Следствием этого стал затянувшийся кризис в Венесуэле, который для нервных американских чиновников обозначил угрозу европейской и особенно немецкой интервенции. После обретения независимости латиноамериканские страны обзавелись значительными внешними долгами, и частные граждане западных государств предъявляли все новые претензии к латиноамериканским правительствам. Некоторые претензии были законными, некоторые — надуманными, большинство — завышенными, но в эпоху расцвета дипломатии канонерок правительства не были склонны к дискриминации и часто поддерживали своих граждан силой. Латиноамериканцы стремились обратить европейские концепции международного права в свою пользу. Так называемая доктрина Кальво утверждала, что инвесторы и кредиторы не имеют особых прав только потому, что они иностранцы. Доктрина Драго смело утверждала, что принудительное взыскание кредитов нарушает принцип суверенного равенства наций. Ни европейцы, ни Соединенные Штаты не признавали подобных еретических понятий. «Мы не гарантируем ни одно государство от наказания, если оно ведет себя неправильно», — провозгласил Рузвельт.[898]

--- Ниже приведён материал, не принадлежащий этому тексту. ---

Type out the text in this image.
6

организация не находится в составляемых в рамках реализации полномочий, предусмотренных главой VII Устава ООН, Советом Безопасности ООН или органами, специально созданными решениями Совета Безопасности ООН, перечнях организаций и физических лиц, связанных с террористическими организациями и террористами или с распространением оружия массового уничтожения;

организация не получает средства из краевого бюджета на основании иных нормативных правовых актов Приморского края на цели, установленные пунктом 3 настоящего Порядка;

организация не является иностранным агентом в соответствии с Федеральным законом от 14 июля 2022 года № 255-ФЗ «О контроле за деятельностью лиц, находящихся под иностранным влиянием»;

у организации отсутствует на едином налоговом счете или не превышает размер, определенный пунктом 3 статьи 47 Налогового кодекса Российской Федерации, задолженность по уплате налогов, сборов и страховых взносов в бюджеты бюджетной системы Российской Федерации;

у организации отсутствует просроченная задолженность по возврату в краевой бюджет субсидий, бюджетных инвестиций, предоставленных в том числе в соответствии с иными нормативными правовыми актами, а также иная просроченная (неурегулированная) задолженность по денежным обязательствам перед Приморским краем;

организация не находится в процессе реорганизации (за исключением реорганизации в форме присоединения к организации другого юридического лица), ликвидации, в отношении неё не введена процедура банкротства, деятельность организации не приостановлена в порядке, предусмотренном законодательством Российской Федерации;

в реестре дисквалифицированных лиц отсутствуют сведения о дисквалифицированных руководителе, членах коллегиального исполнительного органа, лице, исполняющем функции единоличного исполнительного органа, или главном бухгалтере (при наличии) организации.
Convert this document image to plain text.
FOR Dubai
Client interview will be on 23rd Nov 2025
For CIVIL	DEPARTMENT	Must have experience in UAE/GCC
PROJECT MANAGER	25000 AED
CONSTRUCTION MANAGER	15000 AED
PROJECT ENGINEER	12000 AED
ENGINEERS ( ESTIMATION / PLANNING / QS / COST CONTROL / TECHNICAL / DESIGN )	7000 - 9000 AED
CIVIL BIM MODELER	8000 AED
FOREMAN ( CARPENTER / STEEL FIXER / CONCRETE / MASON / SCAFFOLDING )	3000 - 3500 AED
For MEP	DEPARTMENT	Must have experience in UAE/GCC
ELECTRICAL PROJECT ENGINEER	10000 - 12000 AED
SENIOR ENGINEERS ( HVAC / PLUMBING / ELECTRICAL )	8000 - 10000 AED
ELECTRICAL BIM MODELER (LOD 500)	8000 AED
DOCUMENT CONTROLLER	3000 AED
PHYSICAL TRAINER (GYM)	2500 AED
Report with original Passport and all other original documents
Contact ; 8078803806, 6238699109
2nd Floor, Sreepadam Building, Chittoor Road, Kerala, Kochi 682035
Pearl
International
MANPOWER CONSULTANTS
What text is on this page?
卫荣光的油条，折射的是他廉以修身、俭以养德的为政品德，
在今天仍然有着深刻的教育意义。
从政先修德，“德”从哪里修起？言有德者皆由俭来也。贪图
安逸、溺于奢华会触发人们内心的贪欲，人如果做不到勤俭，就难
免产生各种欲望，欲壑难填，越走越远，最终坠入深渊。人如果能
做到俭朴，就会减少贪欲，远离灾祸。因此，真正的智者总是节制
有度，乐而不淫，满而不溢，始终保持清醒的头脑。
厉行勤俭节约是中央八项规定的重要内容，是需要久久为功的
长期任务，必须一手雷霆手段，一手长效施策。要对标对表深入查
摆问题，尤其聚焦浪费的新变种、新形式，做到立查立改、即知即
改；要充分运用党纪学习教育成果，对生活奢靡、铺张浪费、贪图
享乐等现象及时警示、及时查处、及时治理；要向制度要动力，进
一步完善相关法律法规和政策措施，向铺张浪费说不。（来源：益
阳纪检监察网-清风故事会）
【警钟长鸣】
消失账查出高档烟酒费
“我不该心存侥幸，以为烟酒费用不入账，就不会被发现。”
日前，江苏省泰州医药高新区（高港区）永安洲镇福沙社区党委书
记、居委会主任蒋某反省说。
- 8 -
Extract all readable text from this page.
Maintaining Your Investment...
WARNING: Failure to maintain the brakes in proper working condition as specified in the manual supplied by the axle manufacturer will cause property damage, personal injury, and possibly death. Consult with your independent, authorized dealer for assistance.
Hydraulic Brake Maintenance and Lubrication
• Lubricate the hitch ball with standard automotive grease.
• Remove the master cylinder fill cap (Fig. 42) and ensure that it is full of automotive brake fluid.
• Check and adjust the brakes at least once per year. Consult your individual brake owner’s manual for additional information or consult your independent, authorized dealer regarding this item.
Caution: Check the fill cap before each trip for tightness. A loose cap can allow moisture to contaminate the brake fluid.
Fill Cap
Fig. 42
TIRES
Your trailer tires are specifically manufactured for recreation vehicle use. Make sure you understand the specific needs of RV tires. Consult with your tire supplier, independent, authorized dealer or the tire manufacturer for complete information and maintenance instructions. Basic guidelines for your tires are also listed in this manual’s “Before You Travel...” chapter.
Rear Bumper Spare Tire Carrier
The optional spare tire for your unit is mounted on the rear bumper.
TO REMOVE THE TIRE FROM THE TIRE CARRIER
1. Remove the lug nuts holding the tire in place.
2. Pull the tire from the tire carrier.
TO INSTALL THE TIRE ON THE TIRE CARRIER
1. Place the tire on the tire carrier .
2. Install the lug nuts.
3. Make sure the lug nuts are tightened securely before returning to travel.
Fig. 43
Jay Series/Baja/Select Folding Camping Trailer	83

Венесуэльская задолженность спровоцировала кризис в 1902 году. Опираясь на доктрины Кальво и Драго, вздорный и непокорный диктатор Сиприано Кастро объявил дефолт по займам британских кредиторов и настоял на том, что истцы должны добиваться справедливости через венесуэльские суды. В конце 1902 года великие державы сообщили Соединенным Штатам, что будут взыскивать долги силой, если потребуется. Рузвельт дал им «зелёный свет», хотя и предупредил, что в связи с вырезанием дынь в Китае, наказание не должно «принимать форму приобретения территории какой-либо неамериканской державой». Европейцы потребовали, чтобы Венесуэла заплатила. Когда Кастро отказался, они захватили ветхие суда, составлявшие его «флот», блокировали порты Венесуэлы и даже подвергли бомбардировке Пуэрто-Кабельо. Другие претенденты — в том числе Соединенные Штаты — теперь выстраивались в очередь, чтобы извлечь выгоду из англо-германской агрессии.[899]

Позднее Рузвельт утверждал, что, выдвинув жесткий ультиматум, он вынудил немцев пойти на арбитраж, однако разрешение кризиса, судя по всему, было более сложным. Изначально Кастро предложил американский арбитраж, и это была проницательная уловка, чтобы использовать растущую обеспокоенность США европейским вмешательством. Рузвельта все больше беспокоила воинственность Германии. Соединенные Штаты действительно располагали мощными военно-морскими силами в этом районе, включая флагманский корабль адмирала Джорджа Дьюи. Но никаких доказательств президентского ультиматума так и не было обнаружено. Напротив, последние исследования показывают, что хотя немцы вели себя с обычной для них жесткостью, в целом они следовали примеру Британии. Британцы же, в свою очередь, делали все возможное, чтобы не подорвать свои отношения с Соединенными Штатами.[900] Обе страны согласились на арбитраж, чтобы выйти из неприемлемой ситуации и остаться в хороших отношениях с Соединенными Штатами.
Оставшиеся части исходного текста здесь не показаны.